Chebet, Chepkirui seek to reclaim Honolulu titles
IN HONOLULU, HAWAII
The Honolulu Marathon may be the fourth-largest marathon in America, but it’s most certainly the most scenic.
And it’s quite laid-back, its famous “no time limit” rule attracting the slowest of fun runners who cherish back-marking the 42 kilometres under no pressure, unlike the business-like Boston, Chicago and New York marathons.
At Honolulu, the roads remain closed almost all day unlike in the other marathons where time limits of eight hours, on average, are pencilled for road closures.
Things won’t be any different today when the beautiful island of Hawaii hosts the 46th Honolulu Marathon with a field of 27,000 expected, including 87-year-old Roger Hauge who will be on the fourth leg of his challenge to compete in 50 marathons in the 50 US states.
At least half a dozen elites have been drafted, most of them Kenyans, including previous winners Wilson Chebet and Joyce Chepkirui.

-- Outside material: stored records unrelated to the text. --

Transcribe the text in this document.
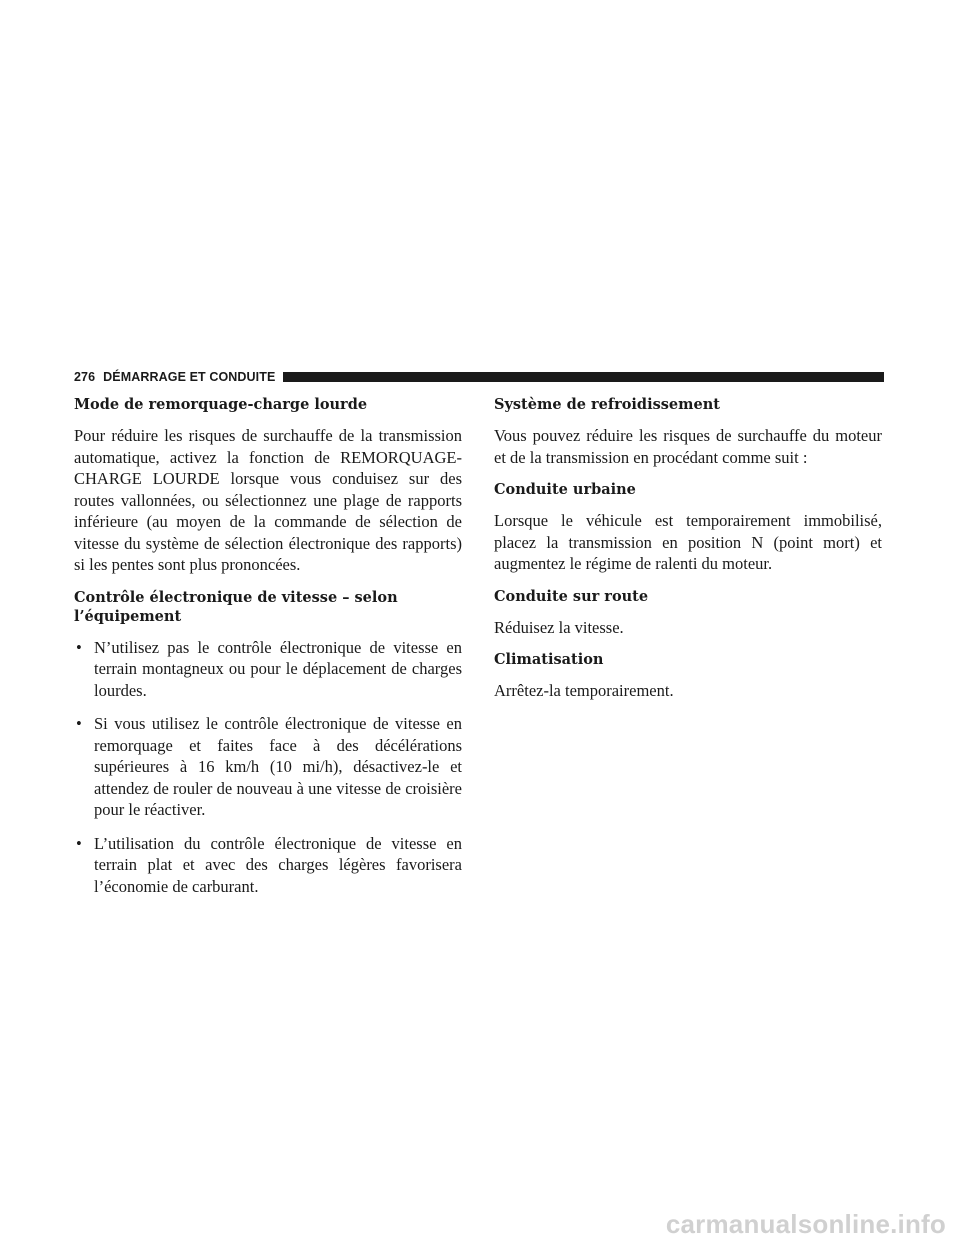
276 DÉMARRAGE ET CONDUITE
Mode de remorquage-charge lourde

Pour réduire les risques de surchauffe de la transmission automatique, activez la fonction de REMORQUAGE-CHARGE LOURDE lorsque vous conduisez sur des routes vallonnées, ou sélectionnez une plage de rapports inférieure (au moyen de la commande de sélection de vitesse du système de sélection électronique des rapports) si les pentes sont plus prononcées.

Contrôle électronique de vitesse – selon
l’équipement
• N’utilisez pas le contrôle électronique de vitesse en terrain montagneux ou pour le déplacement de charges lourdes.
• Si vous utilisez le contrôle électronique de vitesse en remorquage et faites face à des décélérations supérieures à 16 km/h (10 mi/h), désactivez-le et attendez de rouler de nouveau à une vitesse de croisière pour le réactiver.
• L’utilisation du contrôle électronique de vitesse en terrain plat et avec des charges légères favorisera l’économie de carburant.
Système de refroidissement

Vous pouvez réduire les risques de surchauffe du moteur et de la transmission en procédant comme suit :

Conduite urbaine

Lorsque le véhicule est temporairement immobilisé, placez la transmission en position N (point mort) et augmentez le régime de ralenti du moteur.

Conduite sur route

Réduisez la vitesse.

Climatisation

Arrêtez-la temporairement.

carmanualsonline.info
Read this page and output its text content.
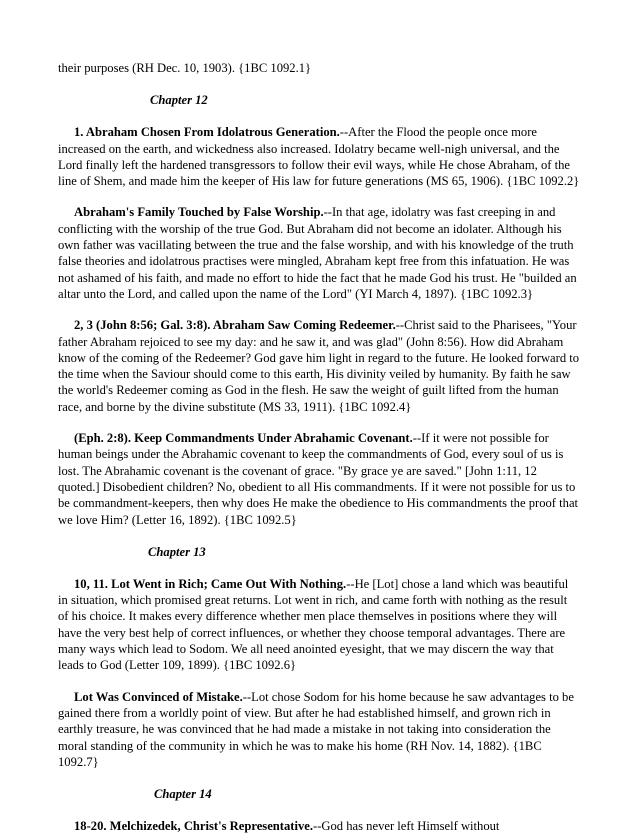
their purposes (RH Dec. 10, 1903). {1BC 1092.1}

Chapter 12

1. Abraham Chosen From Idolatrous Generation.--After the Flood the people once more increased on the earth, and wickedness also increased. Idolatry became well-nigh universal, and the Lord finally left the hardened transgressors to follow their evil ways, while He chose Abraham, of the line of Shem, and made him the keeper of His law for future generations (MS 65, 1906). {1BC 1092.2}

Abraham's Family Touched by False Worship.--In that age, idolatry was fast creeping in and conflicting with the worship of the true God. But Abraham did not become an idolater. Although his own father was vacillating between the true and the false worship, and with his knowledge of the truth false theories and idolatrous practises were mingled, Abraham kept free from this infatuation. He was not ashamed of his faith, and made no effort to hide the fact that he made God his trust. He "builded an altar unto the Lord, and called upon the name of the Lord" (YI March 4, 1897). {1BC 1092.3}

2, 3 (John 8:56; Gal. 3:8). Abraham Saw Coming Redeemer.--Christ said to the Pharisees, "Your father Abraham rejoiced to see my day: and he saw it, and was glad" (John 8:56). How did Abraham know of the coming of the Redeemer? God gave him light in regard to the future. He looked forward to the time when the Saviour should come to this earth, His divinity veiled by humanity. By faith he saw the world's Redeemer coming as God in the flesh. He saw the weight of guilt lifted from the human race, and borne by the divine substitute (MS 33, 1911). {1BC 1092.4}

(Eph. 2:8). Keep Commandments Under Abrahamic Covenant.--If it were not possible for human beings under the Abrahamic covenant to keep the commandments of God, every soul of us is lost. The Abrahamic covenant is the covenant of grace. "By grace ye are saved." [John 1:11, 12 quoted.] Disobedient children? No, obedient to all His commandments. If it were not possible for us to be commandment-keepers, then why does He make the obedience to His commandments the proof that we love Him? (Letter 16, 1892). {1BC 1092.5}

Chapter 13

10, 11. Lot Went in Rich; Came Out With Nothing.--He [Lot] chose a land which was beautiful in situation, which promised great returns. Lot went in rich, and came forth with nothing as the result of his choice. It makes every difference whether men place themselves in positions where they will have the very best help of correct influences, or whether they choose temporal advantages. There are many ways which lead to Sodom. We all need anointed eyesight, that we may discern the way that leads to God (Letter 109, 1899). {1BC 1092.6}

Lot Was Convinced of Mistake.--Lot chose Sodom for his home because he saw advantages to be gained there from a worldly point of view. But after he had established himself, and grown rich in earthly treasure, he was convinced that he had made a mistake in not taking into consideration the moral standing of the community in which he was to make his home (RH Nov. 14, 1882). {1BC 1092.7}

Chapter 14

18-20. Melchizedek, Christ's Representative.--God has never left Himself without
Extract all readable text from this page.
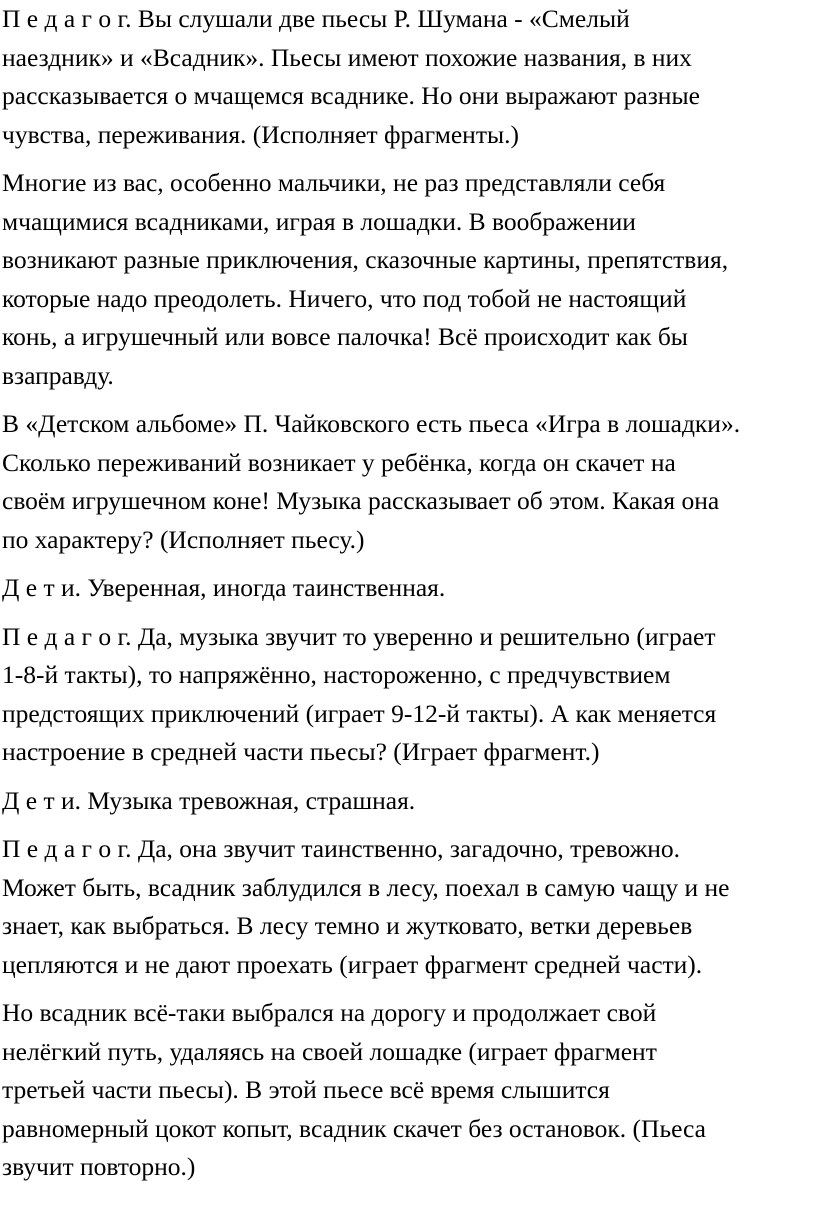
П е д а г о г. Вы слушали две пьесы Р. Шумана - «Смелый
наездник» и «Всадник». Пьесы имеют похожие названия, в них
рассказывается о мчащемся всаднике. Но они выражают разные
чувства, переживания. (Исполняет фрагменты.)
Многие из вас, особенно мальчики, не раз представляли себя
мчащимися всадниками, играя в лошадки. В воображении
возникают разные приключения, сказочные картины, препятствия,
которые надо преодолеть. Ничего, что под тобой не настоящий
конь, а игрушечный или вовсе палочка! Всё происходит как бы
взаправду.
В «Детском альбоме» П. Чайковского есть пьеса «Игра в лошадки».
Сколько переживаний возникает у ребёнка, когда он скачет на
своём игрушечном коне! Музыка рассказывает об этом. Какая она
по характеру? (Исполняет пьесу.)
Д е т и. Уверенная, иногда таинственная.
П е д а г о г. Да, музыка звучит то уверенно и решительно (играет
1-8-й такты), то напряжённо, настороженно, с предчувствием
предстоящих приключений (играет 9-12-й такты). А как меняется
настроение в средней части пьесы? (Играет фрагмент.)
Д е т и. Музыка тревожная, страшная.
П е д а г о г. Да, она звучит таинственно, загадочно, тревожно.
Может быть, всадник заблудился в лесу, поехал в самую чащу и не
знает, как выбраться. В лесу темно и жутковато, ветки деревьев
цепляются и не дают проехать (играет фрагмент средней части).
Но всадник всё-таки выбрался на дорогу и продолжает свой
нелёгкий путь, удаляясь на своей лошадке (играет фрагмент
третьей части пьесы). В этой пьесе всё время слышится
равномерный цокот копыт, всадник скачет без остановок. (Пьеса
звучит повторно.)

Chebet – a three-time Amsterdam Marathon champion, a feat that earned him the nickname “Mr Amsterdam” – is one of Kenya’s most consistent marathoners.
He has competed in Honolulu four times, winning once in 2014 with a time of two hours, 15 minutes and 35 seconds.
He will be hoping to reclaim the title after coming close last year, finishing second (2:09:54) to course record-breaking Lawrence Cherono (2:08:27).
In the women’s division on Sunday, Joyce Chepkirui, 30, will be looking to reclaim the title she won twice, in 2014 and 2015.
Brigid Kosgei is the defending champion, having shattered the course record last year setting the fresh bar at 2:22:15.
Chebet hopes to recover from the disappointment of dropping out in Frankfurt in October.
Kenya’s Wilson Chebet relaxes at Waikiki Beach in Hawaii ahead of the Honolulu marathon on December 8, 2018. PHOTO | HONOLULU MARATHON
He looked relaxed on Saturday during a pre-race elite athlete photo shoot on the famous Waikiki Beach, adjacent to the US Army Museum where a 77th anniversary gathering commemorating Japan’s invasion of USA was being held by the army’s Pacific Division formation.
His aim is to win the race, with secondary time given the tough course.
“If you want to run a fast time, like a personal best time, then races in Europe like the Amsterdam Marathon will suit you fine,” said Chebet who completed a rare Rotterdam and Amsterdam double in 2011.
“In America, it’s very difficult to run a good time. Honolulu is not a flat course, it’s a bit hilly.
“I’ve been struggling here in Honolulu, winning once and finishing second the rest of the times so my aim this time is just to win the race.
“I’m told it will be windy, but I’ve trained very well and I should be ok.”
Vincent Yator, third last year in 2:10:38, is also in the mix along with 2017 Sevilla Marathon winner (2:07:43) Titus Ekiru who was fourth in last year’s Honolulu race.
Reuben Kerio, winner of last year’s Kosice Peace Marathon in Slovakia (2:08:12), is also one to look out for with the elites to be paced by Charles Cheruiyot, Titus Sang and world half marathon record holder Joyciline Jepkosgei’s training partner Ezekiel Kemboi (not to be confused with the steeplechase legend).
Kenya’s elite marathon runners pose for a photo at Waikiki Beach in Hawaii ahead of the Honolulu Marathon on December 8, 2018. PHOTO | HONOLULU MARATHON
Jepkosgei was to make her debut here today but pulled out in the 11th hour this week after picking up an injury in training.
In her absence, Chepkirui will battle with 29-year-old former miler Sheilah Cherotich and Vivian Kiplagat, 30.
Sunday’s race was to be preceded by the “Kalakaua Merrie Mile” on the streets of Honolulu with Kenya’s defending champion Edward Cheserek, the most decorated collegiate distance runner currently, battling with New Zealand’s 2008 Olympic silver medallist in the 1,500 metres, Nick Willis, who won bronze at the 2016 Rio Games.
Kenya’s Miriam Cherop is defending her women’s mile title partnering with Agnes Ng’etich with steeplechaser Leonard Bett the only male athlete in the field born this millennium.